I live next door to a church.
It’s not an obvious building, it doesn’t have stained glass windows, or a cemetery or bells but on a Sunday morning it does have a congregation singing and a few cars parked out the front.
For the rest of the week, it sits squat and quiet in a suburban street, with all but the roofline hidden from our view behind a seven foot fence.
And across this fence that separates our back yards, rests a large fig tree. It was my housemate who alerted me to it, and then came the siren-call to action when he announced, “I don’t like figs.” Still, he didn’t take much persuading to get out a ladder from the garage, climb up and hand me an armful of ripe figs from the overhanging branches.
The next morning, I was wondering what to do with them when I had breakfast with my lovely friend Carly and she came into the café with a bag that she immediately thrust at me. Inside? More figs, this time from her parents’ property.
Now when providence provides, it would be foolish not to preserve them for use throughout the season. This recipe makes an enormous amount, which means you can either halve the quantities or eat it throughout winter. I’m going to share mine with the neighbours.
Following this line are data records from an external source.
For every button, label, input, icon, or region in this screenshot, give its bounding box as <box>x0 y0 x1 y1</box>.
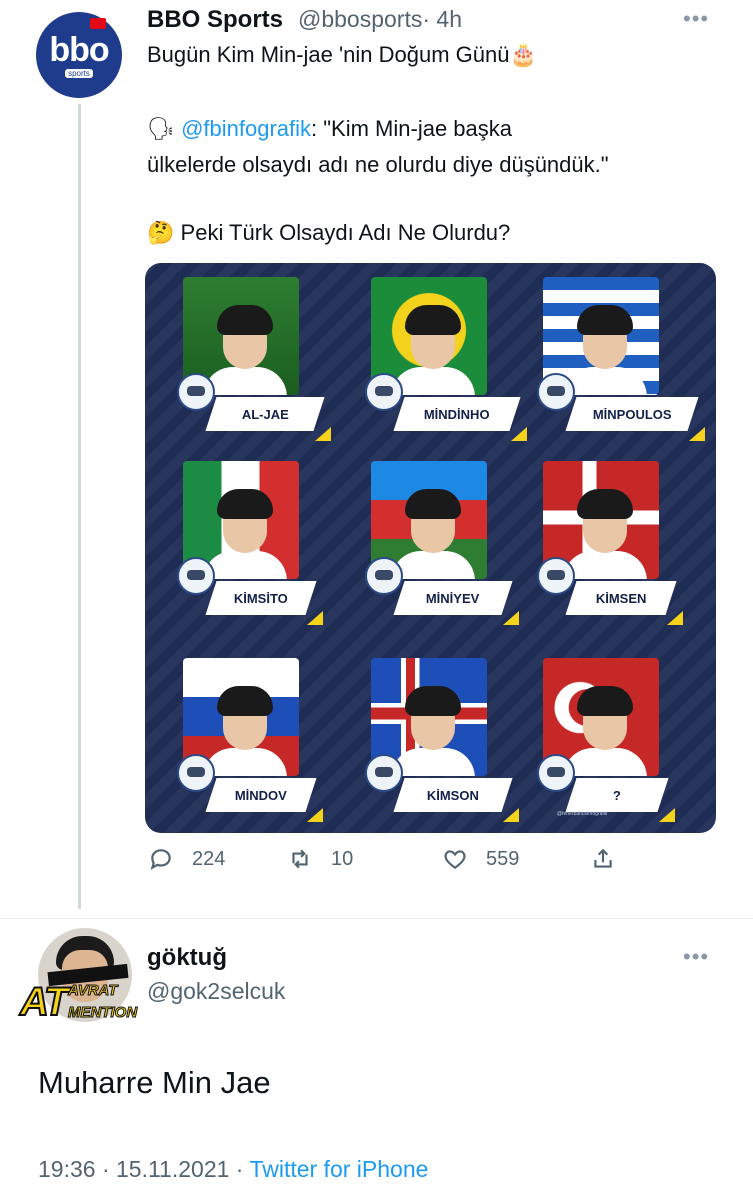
label-accent-triangle <box>307 808 323 822</box>
reply-action[interactable]: 224 <box>148 846 225 872</box>
question-line: 🤔 Peki Türk Olsaydı Adı Ne Olurdu? <box>147 218 510 248</box>
player-name-text: MİNİYEV <box>426 590 480 606</box>
label-accent-triangle <box>667 611 683 625</box>
label-accent-triangle <box>503 808 519 822</box>
player-name-label: KİMSON <box>393 778 513 812</box>
source-link[interactable]: Twitter for iPhone <box>249 1156 428 1182</box>
share-icon <box>594 848 612 868</box>
club-badge-icon <box>365 373 403 411</box>
author-avatar[interactable]: bbo sports <box>36 12 122 98</box>
player-photo <box>391 305 475 395</box>
club-badge-icon <box>537 754 575 792</box>
player-photo <box>203 489 287 579</box>
badge-at: AT <box>19 979 69 1025</box>
player-photo <box>391 489 475 579</box>
label-accent-triangle <box>315 427 331 441</box>
quote-mention-link[interactable]: @fbinfografik <box>181 116 311 141</box>
retweet-count: 10 <box>331 847 354 870</box>
author-handle: @bbosports <box>298 6 423 32</box>
reply-timestamp: 19:36 · 15.11.2021 · <box>38 1156 250 1182</box>
share-action[interactable] <box>590 846 634 872</box>
player-name-label: MİNDİNHO <box>393 397 521 431</box>
player-photo <box>563 489 647 579</box>
heart-icon <box>444 850 466 869</box>
player-name-text: MİNPOULOS <box>592 406 672 422</box>
author-name[interactable]: BBO Sports <box>147 6 283 34</box>
club-badge-icon <box>365 754 403 792</box>
label-accent-triangle <box>689 427 705 441</box>
like-count: 559 <box>486 847 520 870</box>
divider <box>0 918 753 919</box>
club-badge-icon <box>177 373 215 411</box>
thinking-face-icon: 🤔 <box>147 220 175 245</box>
speaking-head-icon: 🗣 <box>147 116 175 141</box>
label-accent-triangle <box>511 427 527 441</box>
retweet-icon <box>292 849 308 869</box>
player-name-text: KİMSON <box>427 787 479 803</box>
question-text: Peki Türk Olsaydı Adı Ne Olurdu? <box>180 220 511 245</box>
like-action[interactable]: 559 <box>442 846 519 872</box>
tweet-title-line: Bugün Kim Min-jae 'nin Doğum Günü🎂 <box>147 42 537 67</box>
club-badge-icon <box>177 754 215 792</box>
player-photo <box>203 305 287 395</box>
retweet-action[interactable]: 10 <box>287 846 353 872</box>
author-handle-time[interactable]: @bbosports· 4h <box>298 6 462 33</box>
badge-top: AVRAT <box>67 982 118 1000</box>
tweet-image[interactable]: AL-JAE MİNDİNHO MİNPOULOS KİMSİTO MİNİYEV KİM… <box>145 263 716 833</box>
club-badge-icon <box>177 557 215 595</box>
label-accent-triangle <box>659 808 675 822</box>
reply-author-handle[interactable]: @gok2selcuk <box>147 978 285 1005</box>
player-name-text: KİMSEN <box>595 590 647 606</box>
image-watermark: @fenerbahceinfografik <box>557 811 608 817</box>
club-badge-icon <box>365 557 403 595</box>
player-name-text: AL-JAE <box>241 406 289 422</box>
player-photo <box>203 686 287 776</box>
player-photo <box>391 686 475 776</box>
quote-text-1: : "Kim Min-jae başka <box>311 116 513 141</box>
avatar-logo: bbo <box>49 30 109 69</box>
avrat-mention-badge: AT AVRAT MENTION <box>19 976 146 1026</box>
player-name-text: ? <box>613 787 621 803</box>
player-photo <box>563 686 647 776</box>
quote-line-1: 🗣 @fbinfografik: "Kim Min-jae başka <box>147 114 512 144</box>
club-badge-icon <box>537 557 575 595</box>
more-dots-icon[interactable]: ••• <box>683 6 709 32</box>
tweet-time: · 4h <box>422 6 462 32</box>
reply-author-name[interactable]: göktuğ <box>147 944 227 972</box>
thread-line <box>78 104 81 909</box>
more-dots-icon[interactable]: ••• <box>683 944 709 970</box>
player-name-label: MİNDOV <box>205 778 317 812</box>
turkey-flag-icon <box>90 18 106 29</box>
player-name-label: MİNPOULOS <box>565 397 699 431</box>
player-name-label: AL-JAE <box>205 397 325 431</box>
player-name-label: KİMSİTO <box>205 581 317 615</box>
label-accent-triangle <box>307 611 323 625</box>
reply-count: 224 <box>192 847 226 870</box>
avatar-logo-sub: sports <box>65 68 93 78</box>
reply-icon <box>150 849 171 870</box>
player-name-label: MİNİYEV <box>393 581 513 615</box>
player-name-text: MİNDOV <box>235 787 287 803</box>
player-name-text: KİMSİTO <box>234 590 288 606</box>
label-accent-triangle <box>503 611 519 625</box>
player-name-text: MİNDİNHO <box>424 406 490 422</box>
player-name-label: ? <box>565 778 669 812</box>
quote-text-2: ülkelerde olsaydı adı ne olurdu diye düş… <box>147 152 609 177</box>
player-photo <box>563 305 647 395</box>
reply-meta: 19:36 · 15.11.2021 · Twitter for iPhone <box>38 1156 428 1183</box>
reply-text: Muharre Min Jae <box>38 1065 271 1100</box>
badge-bottom: MENTION <box>67 1004 138 1022</box>
club-badge-icon <box>537 373 575 411</box>
player-name-label: KİMSEN <box>565 581 677 615</box>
Makes 3 cups, or enough for 6 to 8 cheese boards.
- 500g fresh ripe figs
- 2 ripe pears
- 2 tsp fennel seeds
- 500g sugar
- 1 packet Jamsetta™
*Jamsetta is available in the baking aisles of large supermarkets. One packet will set 1.5kg of fruit. For this recipe, you will need one tablespoon of powder for every 500g of fruit. Alternatively, you can buy jam-setting sugar from CSR which already has jamsetta in it. If so, use 500g in this recipe.
Chop up the figs, skin and all, and place them in a large saucepan. Peel and core the pears, chop them roughly and add them to the figs. Add fennel seeds and ¼ cup (60ml) of water to the fruit.
Heat the fruit over low to medium heat and bring to a simmer. Cover and cook, stirring occasionally for 20 minutes. Remove from heat and leave the fruit to cool for 15 minutes, then puree to a smooth paste with a stick blender.
Transfer the pureed fruit to a bowl and weigh the fruit. You will need to add the same weight of sugar, so take your time to make sure you weigh it properly.
Transfer the pureed fruit back to the saucepan, add the same amount of sugar and one tablespoon of Jamsetta for each 500g of fruit purée. Stir to combine.
Heat the fruit over a low heat, stirring constantly until the sugar has dissolved. Cook the fruit for a further 2 hours on a very low heat, stirring occasionally so that it doesn’t catch and stick. The fruit will turn a very dark reddish brown and become very thick.
Use a four cup baking tray, or a slice tin. Lightly grease the sides with a tiny bit of olive oil and lay a sheet of baking paper on the bottom of the pan.
Pour the fruit into the prepared tray and smooth the surface with a spatula. Lay another sheet of baking paper over the surface of the paste.If you have another tin that can fit across the top, rest it on the surface of the fruit and weigh it down with a couple of tins. Put the whole lot into the fridge to cool and firm up overnight.
The next day, remove the weights and carefully turn out the paste. Cut into six bars and wrap each bar with a double layer of strong clingwrap. It will keep in a cool dark pantry for up to six months and it makes wonderful gifts.
Serve it with a cheese platter, goat’s cheese, a good camembert or brie, some lavash toasts, dried fruit or a really sharp cheddar or stilton.